Buttermilk Substitutions
Regular milk works in a pinch, but add a tablespoon of lemon juice and let it sit for five minutes to curdle slightly.
Serving Suggestions
This cake travels beautifully and actually tastes better on the second day after the flavors have settled.
- Keep it covered with foil or it will dry out quickly
- Pair with strong coffee because the sweetness needs something to cut through
- Cut it into twenty-four smaller squares for large crowds
There is something comforting about a cake that shows up at every church function without fail, feeding people without demanding attention.
Recipe FAQ
- → Why is buttermilk used in this cake?
-
Buttermilk adds moisture and tenderness while reacting with baking soda to help the cake rise. The slight acidity also creates a finer crumb texture and enhances the vanilla flavor throughout the sponge.
- → Can I make this cake ahead of time?
-
Absolutely.

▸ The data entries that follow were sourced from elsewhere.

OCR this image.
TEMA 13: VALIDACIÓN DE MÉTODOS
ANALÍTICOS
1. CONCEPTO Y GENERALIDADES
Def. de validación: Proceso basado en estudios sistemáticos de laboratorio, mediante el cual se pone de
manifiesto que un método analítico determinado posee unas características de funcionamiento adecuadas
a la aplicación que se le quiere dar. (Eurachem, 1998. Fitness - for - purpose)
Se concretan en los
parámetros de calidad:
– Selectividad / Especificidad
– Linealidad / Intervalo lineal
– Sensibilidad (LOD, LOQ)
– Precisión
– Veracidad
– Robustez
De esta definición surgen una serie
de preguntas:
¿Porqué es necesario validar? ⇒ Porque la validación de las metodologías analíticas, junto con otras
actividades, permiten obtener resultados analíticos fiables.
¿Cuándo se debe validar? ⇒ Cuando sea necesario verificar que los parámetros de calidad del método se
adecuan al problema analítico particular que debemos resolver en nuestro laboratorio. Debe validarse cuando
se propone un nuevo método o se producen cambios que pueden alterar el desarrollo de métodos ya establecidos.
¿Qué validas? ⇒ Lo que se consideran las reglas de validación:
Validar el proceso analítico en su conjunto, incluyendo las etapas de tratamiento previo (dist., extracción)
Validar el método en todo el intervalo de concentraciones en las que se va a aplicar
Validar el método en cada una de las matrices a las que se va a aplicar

This cake actually tastes better the next day as flavors meld. Bake and cool completely, then glaze before serving. You can store the unglazed cake wrapped at room temperature for up to 2 days.
- → What if I don't have buttermilk?
-
You can make a quick substitute by adding 1 tablespoon of lemon juice or white vinegar to 1 cup of regular milk. Let it sit for 5-10 minutes until slightly thickened before using in the batter.
- → Why is it called church cake?
-
The name comes from its longstanding tradition of being served at church gatherings, potlucks, and community events. Its simple ingredients, easy preparation, and ability to serve a crowd made it a practical favorite for church socials.
- → How do I know when the cake is done?
-
Insert a toothpick into the center of the cake. If it comes out clean or with just a few moist crumbs, the cake is finished baking. The edges should be golden brown and starting to pull away from the pan sides.